RUANGSUJUD.COM - Beredar sebuah potongan video ceramah Ustadz Mizan Al Qudsiah. Ceramah tersebut dinilai provokatif karena menyudutkan kebiasaan masyarakat Lombok. Ustadz Mizan menyebut bahwa kebanyakan makam yang diziarahi di NTB hanya berisi "tai anjing". Dia menyebut kata kasar tersebut dalam bahasa Lombok. 

Potongan video tersebut memancing sekelompok massa untuk bergerak membakar masjid yang sedang dibangun di kawasan Ponpes As Sunnah. Ponpes tersebut merupakan binaan dari Ustadz Mizan Al Qudsiyah. Pembakaran tersebut diduga dipicu oleh video tersebut. 

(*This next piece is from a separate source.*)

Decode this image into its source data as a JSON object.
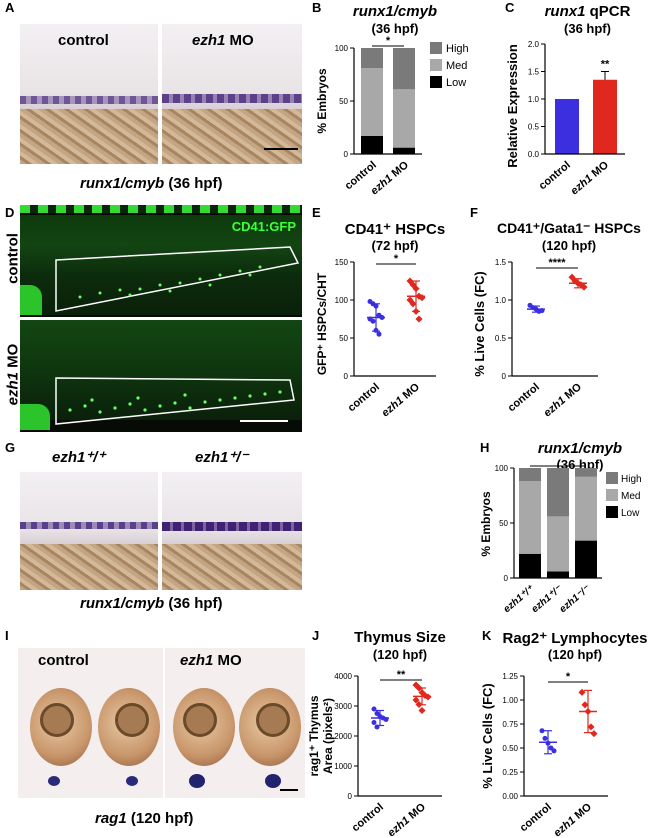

Pengurus Nahdlatul Wathan Lombok Tengah melaporkan Mizan Al Qudsiyah kepada pihak kepolisian karena tidak terima dengan tuduhan Mizan tersebut. Pihak kepolisian menindaklanjuti laporan dengan mengadakan penyelidikan siapa yang memviralkan video tersebut. 

“Lajnah Hukum dan HAM PD NWDI Lombok Tengah sedang berkoordinasi dalam menyusun laporan keberatan atas pernyataan Mizan Qudsiyah tersebut,” ungkap TGH Habib Ziadi Tohir usai menggelar rapat terbatas virtual malam ini, Sabtu (01/01/2022).

Sementara itu, pihak Ustadz Mizan Al Qudsiah memberikan klarifikasi bahwa video tersebut telah dipotong dan dijadikan bahan provokasi oleh oknum. Video tersebut juga merupakan video lama yakni tahun 2020 yang diangkat kembali.